どうしてなの? そう聞くのも、あなたを苦しめてしまうかもしれないけれど……。
彼の瞳は、何を伝えようとしたんだろう……。
お願い。教えてよ。
何も言わずに、離れて行かないで。
こんな寂しいところに、置いていかないで……。
そんな言葉が、私の中で延々と巡っていると、いつしか音も消えた静寂の中、夕暮れの眩しさに目を向けると、そこには2つの人影があった。
「きゅ、救急車……!」
「やめとけ」
港倉庫の錆びれた扉の前には、沈みかけの夕焼けをバックに、沢田さんの姿がある。その格好は、春半ばでもまだ肌寒いと感じられる半裸だった。そんな格好で、どうして彼がここにいるのか。
彼もまた、この光景に遭遇すると慌てふためく様子で、鳩が豆鉄砲を喰らったように狼狽えている。
意識がオレンジの景色に眩む中、その声を朧げに聞いていると、彼のすぐそばから別の声が、この空間に存在を提示した。幼い声。沢田さんの最初の発言に釘を刺したのと同じものだった。
それにしても、どこかで一度会ったような声色。
どこで、その声を聞いたんだろう。けれど、ぼんやりとしか思い出せない。
「オレたちはマフィアだ。裏が絡んだ案件に関しては、警察や公共の医療機関とは馴れ合わねえと、本来掟で定められている」
淡々と言葉にしてみせる彼の姿は、夕陽の眩しさに翻弄されて、生憎見られなかった。
それに…… 気のせいかな。彼の言葉に、ふと胸騒ぎがした。
「奴が罪を受け入れるなら、オレたちは歯喰い縛って最後まで見届けてやれ」
その言葉には、彼の気持ちが伝わっているんだ。あれほど確かめたかったのに、私には彼の何もわからなかった。
「花内まりや」
夕陽から私のもとへ伸びる影が、口を引き裂いて嘲笑うように揺れる。夕日に染まる景色の中で浮かんだ闇は、引きずり落とそうと手をこまねいて見つめる。
闇はどこまでも追いかけて、どこへ逃げても現れて、そうして私を責め続けて、あの頃の記憶へと誘う。
「――確信したぞ。お前の資質は、ボンゴレの未来になくてはならねぇ糧になる」
外の世界なんて、最初から見えていない。
あの頃から、時間はずっと止まったままなんだ。
一度は拒まれて、もう二度と私は繰り返したくない。繰り返さない。もう、誰も、傷つけたくない。
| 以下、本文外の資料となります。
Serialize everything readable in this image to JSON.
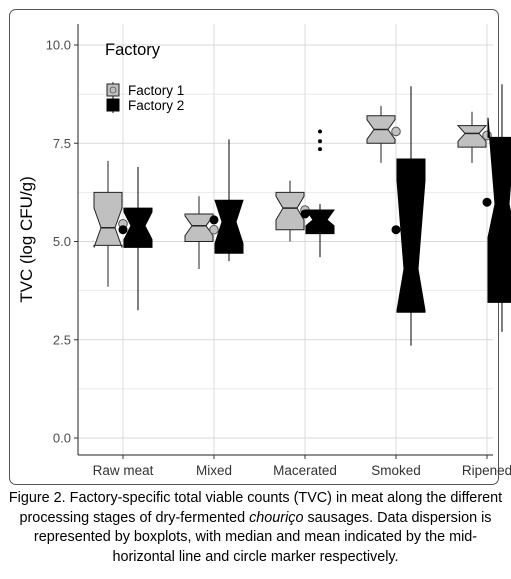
{
  "chart_data": {
    "type": "boxplot",
    "legend_title": "Factory",
    "legend_position": "top-left",
    "ylabel": "TVC (log CFU/g)",
    "ylim": [
      0,
      10.5
    ],
    "yticks": [
      "0.0",
      "2.5",
      "5.0",
      "7.5",
      "10.0"
    ],
    "categories": [
      "Raw meat",
      "Mixed",
      "Macerated",
      "Smoked",
      "Ripened"
    ],
    "grid": true,
    "colors": {
      "factory_1": "#c0c0c0",
      "factory_2": "#000000"
    },
    "series": [
      {
        "name": "Factory 1",
        "boxes": [
          {
            "whisker_low": 3.85,
            "q1": 4.9,
            "median": 5.35,
            "q3": 6.25,
            "whisker_high": 7.05,
            "mean": 5.45,
            "notch_low": 4.85,
            "notch_high": 5.85,
            "outliers": []
          },
          {
            "whisker_low": 4.3,
            "q1": 5.0,
            "median": 5.4,
            "q3": 5.7,
            "whisker_high": 6.15,
            "mean": 5.3,
            "notch_low": 5.15,
            "notch_high": 5.65,
            "outliers": []
          },
          {
            "whisker_low": 5.0,
            "q1": 5.3,
            "median": 5.85,
            "q3": 6.25,
            "whisker_high": 6.55,
            "mean": 5.8,
            "notch_low": 5.55,
            "notch_high": 6.15,
            "outliers": []
          },
          {
            "whisker_low": 7.0,
            "q1": 7.5,
            "median": 7.85,
            "q3": 8.2,
            "whisker_high": 8.45,
            "mean": 7.8,
            "notch_low": 7.6,
            "notch_high": 8.1,
            "outliers": []
          },
          {
            "whisker_low": 7.0,
            "q1": 7.4,
            "median": 7.75,
            "q3": 7.95,
            "whisker_high": 8.3,
            "mean": 7.7,
            "notch_low": 7.55,
            "notch_high": 7.95,
            "outliers": []
          }
        ]
      },
      {
        "name": "Factory 2",
        "boxes": [
          {
            "whisker_low": 3.25,
            "q1": 4.85,
            "median": 5.4,
            "q3": 5.85,
            "whisker_high": 6.9,
            "mean": 5.3,
            "notch_low": 5.05,
            "notch_high": 5.75,
            "outliers": []
          },
          {
            "whisker_low": 4.5,
            "q1": 4.7,
            "median": 5.5,
            "q3": 6.05,
            "whisker_high": 7.6,
            "mean": 5.55,
            "notch_low": 4.95,
            "notch_high": 6.05,
            "outliers": []
          },
          {
            "whisker_low": 4.6,
            "q1": 5.2,
            "median": 5.55,
            "q3": 5.8,
            "whisker_high": 5.95,
            "mean": 5.7,
            "notch_low": 5.4,
            "notch_high": 5.8,
            "outliers": [
              7.35,
              7.55,
              7.8
            ]
          },
          {
            "whisker_low": 2.35,
            "q1": 3.2,
            "median": 4.3,
            "q3": 7.1,
            "whisker_high": 8.95,
            "mean": 5.3,
            "notch_low": 3.25,
            "notch_high": 6.55,
            "outliers": []
          },
          {
            "whisker_low": 2.7,
            "q1": 3.45,
            "median": 5.95,
            "q3": 7.65,
            "whisker_high": 9.0,
            "mean": 6.0,
            "notch_low": 5.1,
            "notch_high": 8.15,
            "outliers": []
          }
        ]
      }
    ]
  },
  "caption": {
    "part1": "Figure 2. Factory-specific total viable counts (TVC) in meat along the different processing stages of dry-fermented ",
    "italic": "chouriço",
    "part2": " sausages. Data dispersion is represented by boxplots, with median and mean indicated by the mid-horizontal line and circle marker respectively."
  }
}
そうしたら、いつしかの2人の記憶が私の中を駆け巡って、景色があの頃のキラキラしていた頃にたどり着いた。
あの頃は、まだ、あの娘はあんなにも笑顔で、輝いていて――――
『ずっと一緒にいよう』
やめて。
『大丈夫。何があっても、あたしが一緒だよ』
もう、嫌だ。
お願い。
『まりや――――!』
それ以上、聞きたくない。
『どうしてなんだよ……』
だって、私が――……。
『ずっと一緒なんて、無理なんだよ。まりや。きっとあたしたちはお互い出会わない方がよかったんだ』
私が…… あの娘の笑顔を、壊してしまったんだから……。